Filled to the brim with stories about his father, nicknamed The Great Santini due to his time as a fighter pilot for the Marines, Conroy lays out a somewhat chronological, and a bit repetitive as a result, story that shows the great strides his father took to mend, in his own way, his relationship with his children. Conroy speaks openly about the conflicted relationship he had with his father as an adult, the way his father was proud of him – even though much of Conroy’s success was built on how his father and mother raised him and his siblings, and also Conroy’s relationship with his siblings. In one heart-breaking chapter he talks about his younger brother Tom and the events leading up to his suicide. In another, he speaks about his sister, Carol Ann, and the tumultuous relationship they have had. What impressed me most was that while it was obvious there were issues in his relationships with those siblings, Conroy is also quick to point out their strengths and talents – not to make an excuse for what has been going on, but rather to show that there are other sides to them.
What I learned while reading through The Death of Santini, most importantly, was just how lucky I was to have a kind father. When you grow up in a household where the biggest conflict is a fight (verbal) between parents, as a child you may think that life sucks but out there, maybe even down the street, there’s a child growing up like Pat did, who is not only abused physically himself, but subject to seeing the abuse heaped on his other parent as well. At one point, Pat even mentioned that he looked forward to his father going away – a concept I cannot even wrap my head around.
This is not a memoir to read for happy, fuzzy feelings about the father-son relationship.

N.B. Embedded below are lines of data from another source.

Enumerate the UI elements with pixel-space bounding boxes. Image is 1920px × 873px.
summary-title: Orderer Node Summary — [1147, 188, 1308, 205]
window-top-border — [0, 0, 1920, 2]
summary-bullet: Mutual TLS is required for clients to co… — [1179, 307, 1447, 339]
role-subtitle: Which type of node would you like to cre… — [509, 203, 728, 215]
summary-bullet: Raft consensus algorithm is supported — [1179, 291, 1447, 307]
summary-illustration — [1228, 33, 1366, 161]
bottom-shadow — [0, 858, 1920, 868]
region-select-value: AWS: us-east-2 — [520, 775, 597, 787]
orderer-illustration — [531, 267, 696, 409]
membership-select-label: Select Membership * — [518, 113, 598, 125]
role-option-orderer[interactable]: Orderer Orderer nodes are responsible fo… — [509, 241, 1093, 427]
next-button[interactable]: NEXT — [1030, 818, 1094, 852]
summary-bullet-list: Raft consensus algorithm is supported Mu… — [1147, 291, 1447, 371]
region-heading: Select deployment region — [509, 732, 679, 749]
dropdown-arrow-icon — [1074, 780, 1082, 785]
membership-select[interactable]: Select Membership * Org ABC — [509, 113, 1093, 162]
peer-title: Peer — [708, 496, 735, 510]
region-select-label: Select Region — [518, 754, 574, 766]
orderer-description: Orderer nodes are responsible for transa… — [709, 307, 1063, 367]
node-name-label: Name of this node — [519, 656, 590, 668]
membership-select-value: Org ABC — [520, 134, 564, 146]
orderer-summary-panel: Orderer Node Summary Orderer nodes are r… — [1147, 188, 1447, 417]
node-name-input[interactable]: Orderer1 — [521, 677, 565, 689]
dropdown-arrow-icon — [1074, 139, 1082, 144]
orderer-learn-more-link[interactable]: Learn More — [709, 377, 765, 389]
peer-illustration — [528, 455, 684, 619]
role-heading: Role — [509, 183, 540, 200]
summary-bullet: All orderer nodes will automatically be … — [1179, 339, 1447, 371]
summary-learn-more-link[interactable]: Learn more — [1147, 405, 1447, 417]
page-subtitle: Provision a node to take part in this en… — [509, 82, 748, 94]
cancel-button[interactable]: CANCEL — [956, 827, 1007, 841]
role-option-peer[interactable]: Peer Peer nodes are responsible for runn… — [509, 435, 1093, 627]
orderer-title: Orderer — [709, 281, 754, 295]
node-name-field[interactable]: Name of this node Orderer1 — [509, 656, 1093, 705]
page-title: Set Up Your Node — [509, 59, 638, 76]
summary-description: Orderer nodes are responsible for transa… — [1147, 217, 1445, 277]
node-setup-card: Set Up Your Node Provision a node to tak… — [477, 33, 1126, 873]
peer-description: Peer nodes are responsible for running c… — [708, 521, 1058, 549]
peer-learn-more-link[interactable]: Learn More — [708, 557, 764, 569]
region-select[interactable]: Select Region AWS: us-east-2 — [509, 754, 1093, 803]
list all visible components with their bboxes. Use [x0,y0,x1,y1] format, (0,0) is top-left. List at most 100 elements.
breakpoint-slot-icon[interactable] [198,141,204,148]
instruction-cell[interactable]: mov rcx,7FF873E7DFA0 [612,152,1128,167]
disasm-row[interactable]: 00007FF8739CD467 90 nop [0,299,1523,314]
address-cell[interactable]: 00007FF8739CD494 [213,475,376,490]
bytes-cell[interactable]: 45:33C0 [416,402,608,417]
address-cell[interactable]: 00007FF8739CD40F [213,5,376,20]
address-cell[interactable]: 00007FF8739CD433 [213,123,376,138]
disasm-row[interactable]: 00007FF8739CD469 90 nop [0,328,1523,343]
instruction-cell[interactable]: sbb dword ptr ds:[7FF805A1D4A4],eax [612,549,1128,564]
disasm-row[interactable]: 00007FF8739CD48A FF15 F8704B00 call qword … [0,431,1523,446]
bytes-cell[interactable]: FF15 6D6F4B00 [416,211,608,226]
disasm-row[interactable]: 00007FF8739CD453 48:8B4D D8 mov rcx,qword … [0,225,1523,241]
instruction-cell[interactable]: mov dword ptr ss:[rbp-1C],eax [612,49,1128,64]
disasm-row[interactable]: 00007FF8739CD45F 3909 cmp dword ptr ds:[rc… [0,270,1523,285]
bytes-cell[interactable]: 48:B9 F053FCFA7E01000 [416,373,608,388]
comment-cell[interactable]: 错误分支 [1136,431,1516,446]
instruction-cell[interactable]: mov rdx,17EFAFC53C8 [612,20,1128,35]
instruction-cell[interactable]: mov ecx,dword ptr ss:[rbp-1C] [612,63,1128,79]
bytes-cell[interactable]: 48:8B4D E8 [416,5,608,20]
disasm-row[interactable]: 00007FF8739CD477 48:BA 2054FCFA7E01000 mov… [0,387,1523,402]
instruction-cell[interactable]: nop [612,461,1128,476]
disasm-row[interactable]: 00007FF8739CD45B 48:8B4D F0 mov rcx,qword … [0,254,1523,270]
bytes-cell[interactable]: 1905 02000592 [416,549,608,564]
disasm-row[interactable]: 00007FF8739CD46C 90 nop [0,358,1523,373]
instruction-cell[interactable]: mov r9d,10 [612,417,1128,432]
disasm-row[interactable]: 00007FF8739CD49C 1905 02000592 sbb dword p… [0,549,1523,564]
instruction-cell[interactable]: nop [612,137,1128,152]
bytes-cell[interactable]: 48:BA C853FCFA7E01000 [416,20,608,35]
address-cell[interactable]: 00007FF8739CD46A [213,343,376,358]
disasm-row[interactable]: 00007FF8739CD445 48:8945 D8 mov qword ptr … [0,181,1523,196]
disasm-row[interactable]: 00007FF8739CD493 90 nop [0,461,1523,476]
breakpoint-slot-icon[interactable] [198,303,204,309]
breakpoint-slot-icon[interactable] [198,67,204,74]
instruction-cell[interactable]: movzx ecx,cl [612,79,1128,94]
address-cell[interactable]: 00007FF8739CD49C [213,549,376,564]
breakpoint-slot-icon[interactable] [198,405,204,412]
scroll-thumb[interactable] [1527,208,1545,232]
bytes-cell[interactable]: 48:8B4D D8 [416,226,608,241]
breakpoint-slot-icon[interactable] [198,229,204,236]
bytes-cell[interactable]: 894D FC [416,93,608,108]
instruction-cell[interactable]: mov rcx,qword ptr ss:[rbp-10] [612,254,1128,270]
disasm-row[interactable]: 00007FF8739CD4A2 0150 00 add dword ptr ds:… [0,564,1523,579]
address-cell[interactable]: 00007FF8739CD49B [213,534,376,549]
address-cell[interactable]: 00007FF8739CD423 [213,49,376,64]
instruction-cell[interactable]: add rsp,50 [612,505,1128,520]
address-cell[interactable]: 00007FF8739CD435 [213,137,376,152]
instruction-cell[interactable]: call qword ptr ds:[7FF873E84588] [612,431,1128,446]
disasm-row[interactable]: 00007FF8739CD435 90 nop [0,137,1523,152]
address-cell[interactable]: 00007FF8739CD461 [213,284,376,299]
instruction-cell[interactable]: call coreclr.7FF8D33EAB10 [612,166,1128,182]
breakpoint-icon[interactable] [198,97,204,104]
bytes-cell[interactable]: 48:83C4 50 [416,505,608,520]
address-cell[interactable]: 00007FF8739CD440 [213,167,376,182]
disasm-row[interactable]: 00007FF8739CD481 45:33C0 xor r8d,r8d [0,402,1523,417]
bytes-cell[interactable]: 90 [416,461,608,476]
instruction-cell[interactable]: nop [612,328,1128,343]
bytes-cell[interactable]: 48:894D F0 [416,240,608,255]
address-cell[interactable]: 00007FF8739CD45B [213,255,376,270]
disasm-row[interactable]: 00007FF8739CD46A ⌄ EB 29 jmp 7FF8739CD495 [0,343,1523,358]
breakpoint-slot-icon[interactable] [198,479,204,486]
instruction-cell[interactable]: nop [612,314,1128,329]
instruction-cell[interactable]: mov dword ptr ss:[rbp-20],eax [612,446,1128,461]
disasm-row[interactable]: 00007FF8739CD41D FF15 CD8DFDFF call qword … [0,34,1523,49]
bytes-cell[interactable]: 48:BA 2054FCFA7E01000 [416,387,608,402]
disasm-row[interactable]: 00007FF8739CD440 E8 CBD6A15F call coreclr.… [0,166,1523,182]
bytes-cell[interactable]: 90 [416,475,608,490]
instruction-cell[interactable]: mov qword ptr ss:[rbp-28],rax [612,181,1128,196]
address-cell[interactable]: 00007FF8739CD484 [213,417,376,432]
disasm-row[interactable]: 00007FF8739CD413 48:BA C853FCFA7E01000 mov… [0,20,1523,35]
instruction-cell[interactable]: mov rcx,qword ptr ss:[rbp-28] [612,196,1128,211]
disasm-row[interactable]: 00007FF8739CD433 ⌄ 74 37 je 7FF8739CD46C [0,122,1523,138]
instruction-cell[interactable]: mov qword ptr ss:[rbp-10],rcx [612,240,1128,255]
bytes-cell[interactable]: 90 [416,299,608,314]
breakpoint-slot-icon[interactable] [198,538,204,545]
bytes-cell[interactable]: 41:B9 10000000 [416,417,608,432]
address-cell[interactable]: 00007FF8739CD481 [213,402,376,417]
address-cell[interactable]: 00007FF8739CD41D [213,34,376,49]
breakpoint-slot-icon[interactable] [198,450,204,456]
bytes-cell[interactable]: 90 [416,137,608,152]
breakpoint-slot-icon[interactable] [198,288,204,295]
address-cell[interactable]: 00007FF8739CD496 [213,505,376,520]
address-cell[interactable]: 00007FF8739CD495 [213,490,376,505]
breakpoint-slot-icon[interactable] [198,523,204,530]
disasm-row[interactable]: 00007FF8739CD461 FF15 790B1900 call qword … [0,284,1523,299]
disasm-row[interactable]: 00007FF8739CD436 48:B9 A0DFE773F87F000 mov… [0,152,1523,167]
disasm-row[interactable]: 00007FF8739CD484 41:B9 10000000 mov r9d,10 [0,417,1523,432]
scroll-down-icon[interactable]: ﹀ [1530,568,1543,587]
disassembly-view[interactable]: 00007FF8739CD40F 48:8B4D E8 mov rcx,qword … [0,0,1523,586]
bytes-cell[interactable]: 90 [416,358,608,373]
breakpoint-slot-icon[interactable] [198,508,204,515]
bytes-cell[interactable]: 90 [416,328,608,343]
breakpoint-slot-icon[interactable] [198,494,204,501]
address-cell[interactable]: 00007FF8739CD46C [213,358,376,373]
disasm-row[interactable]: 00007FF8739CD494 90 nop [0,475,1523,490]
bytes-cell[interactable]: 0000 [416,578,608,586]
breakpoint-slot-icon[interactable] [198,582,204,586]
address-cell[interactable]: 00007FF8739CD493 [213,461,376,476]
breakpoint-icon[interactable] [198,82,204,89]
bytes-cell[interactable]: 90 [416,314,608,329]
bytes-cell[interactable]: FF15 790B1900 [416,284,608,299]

Pat’s relationship with his father is complex and filled with pain. It’s an interesting story and there is no doubt that Pat is a masterful storyteller, but it’s best to take in small doses. I read it quickly and at the end felt so much despair it was hard to shake myself out of the funk it put me in. But then again, most of Conroy’s books do that to me so I should have expected it.
If you are interested in Conroy’s books (or even the movies) and the inspiration that caused them to be written, I’d recommend this memoir. It will give a good look at the circumstances surrounding not only the writing of the books, but also what was happening as they were produced into movies and as Pat went on his book tours.